My mom, now 91, has one of those foot-square plastic trays with pills sorted out in lidded compartments by day and time, 28 for a week. (I have a smaller one, still just one little lidded box per day. And the system works better for me because most of the time I can still remember what day it is).

In the case of my mom, whose physical health is remarkably good, most of the drugs are psychoactive. I have not followed what they all are, or which discouraging aspect of her emotions and behavior they are meant to treat, since we have two nurses and a doctor in the family who are much better qualified for this responsibility than I. Just now, my sister was on the phone with the psychiatrist, having a very complicated conversation about dosages and trying more of this and less of that.

The result of all this medication is that my mom is not crazy, exactly, but still quite depressed. And more confused than she should be, given the appearance of a recent brain scan. (She doesn't have Alzheimer's--you could have fooled me.)

Coming from the 1960's by way of California, I of course see the obvious option of trying some really good drugs, if she is going to be on drugs. Primo bud her food, might be a good place to start.

Apparently my teenage nephew recently made a similar suggestion at the dinner table but was quickly stifled (his father the doctor is, like most doctors, quite conservative).

For myself, if I make it past 90, I definitely intend to do it stoned.

Saturday, August 6, 2011

Wort Moon

The full moon that falls in Leo is sometimes called the Wort Moon because its waxing is the auspicious time to gather certain worts, or herbs useful for the leafy part that grows above the ground. (Dried herbs of this type are medicinally and magically effective for only about a year after they are picked, a fact that is ignored by most businesses that market them.) Two herbs traditionally associated with this time were mugwort and vervain.

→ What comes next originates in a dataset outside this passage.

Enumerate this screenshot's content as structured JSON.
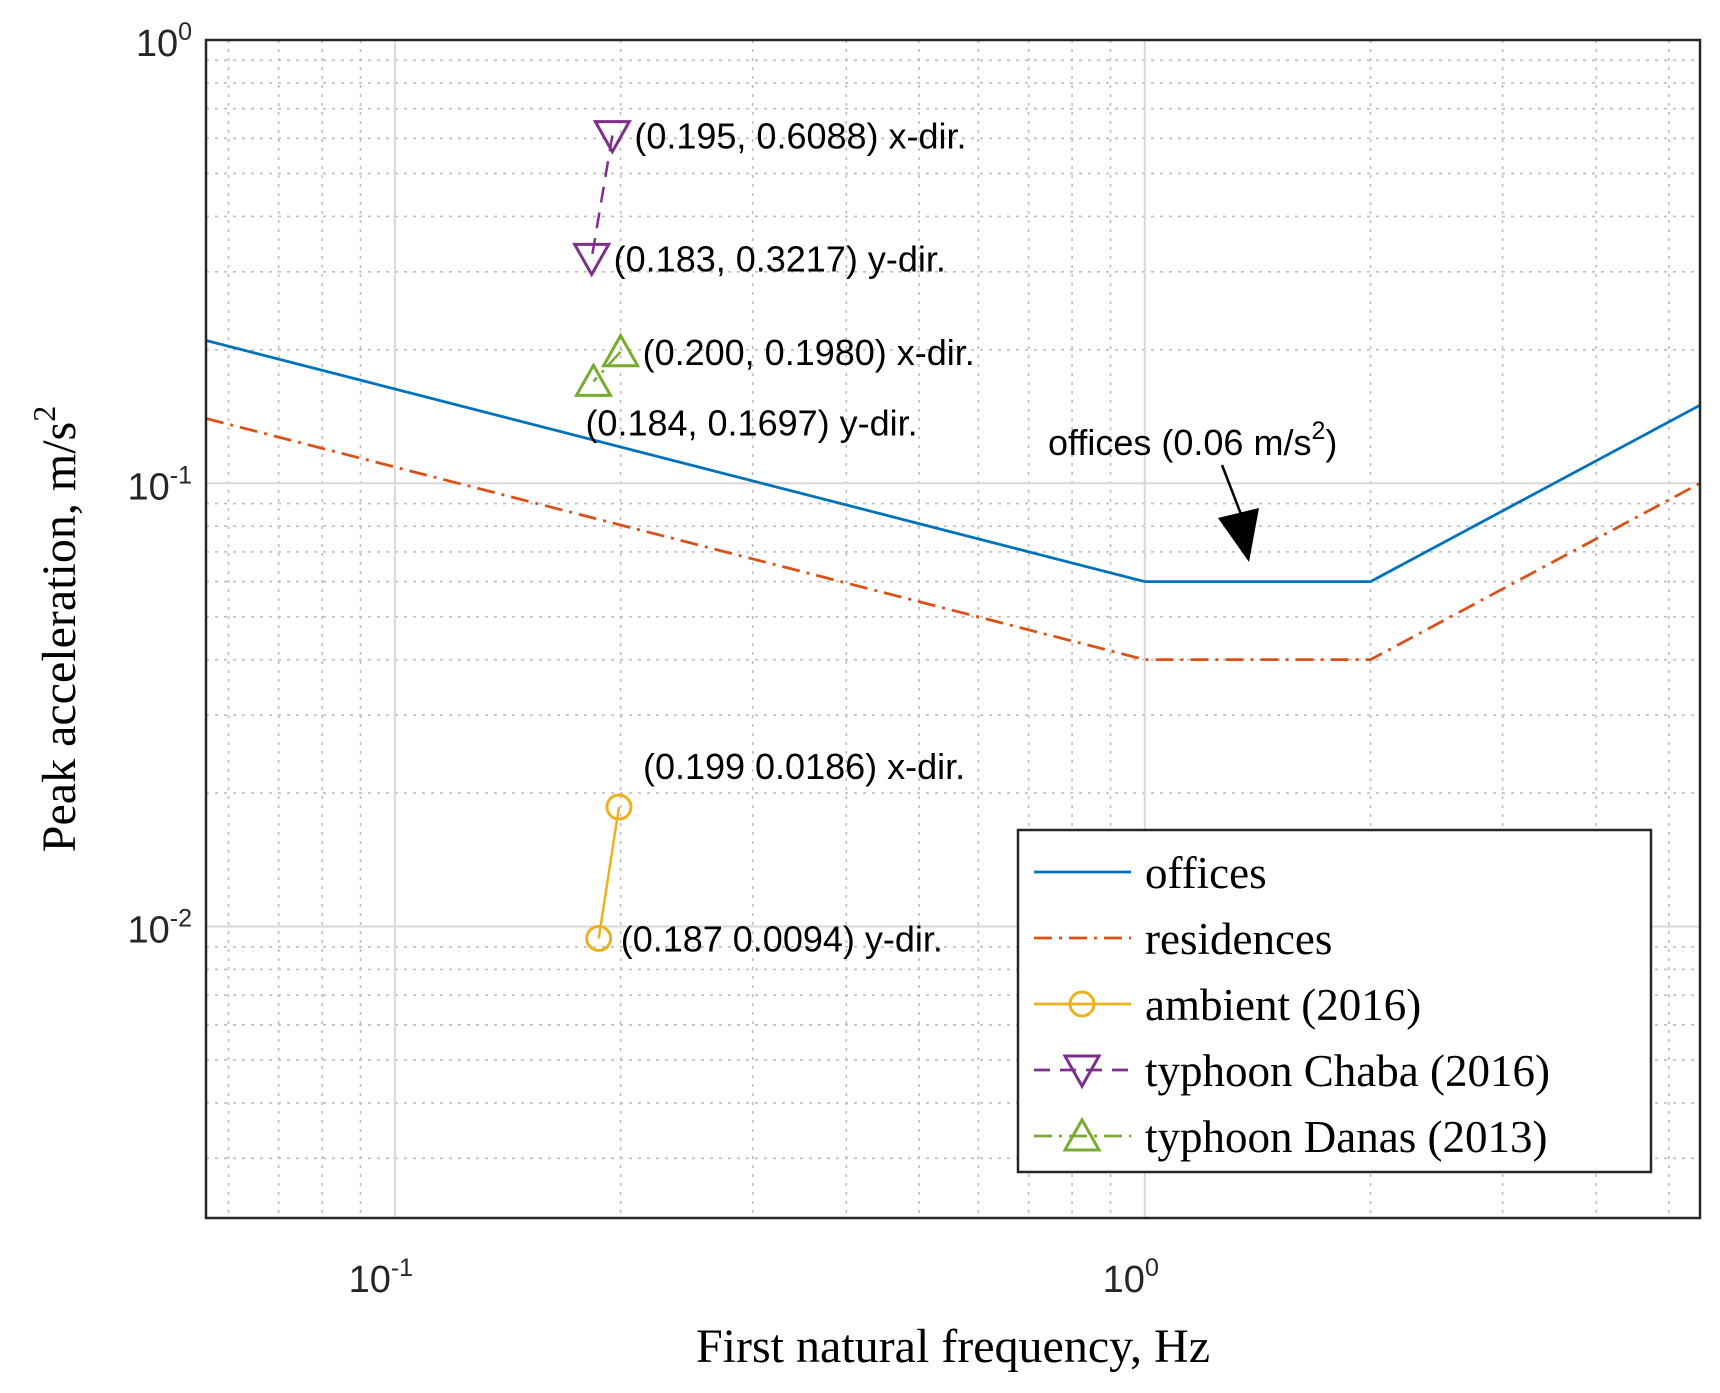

Mugwort is plentiful in California, and known since Native American times for its power to induce dreams. Drink it as a tea, and fall asleep intending to dream what you need to know. Some herbals give warnings about its possible toxicity, but you would probably have to drink gallons of the stuff to do any harm, and there's no reason why anyone would do that. You'd be up all night peeing, and never get any dreams at all.

Vervain is traditionally used for kidney stones and bladder problems, also to drive away vampires. The Iroquois used it to drive away anybody they didn't want to deal with, but this strategy doesn't seem to have stood the test of time. It apparently works better on vampires than on white people. Vervain has general protective qualities, though, and is also used in divination; you can see the future by gazing into a fire through vervain. Or add some to your mugwort tea for prophetic dreams.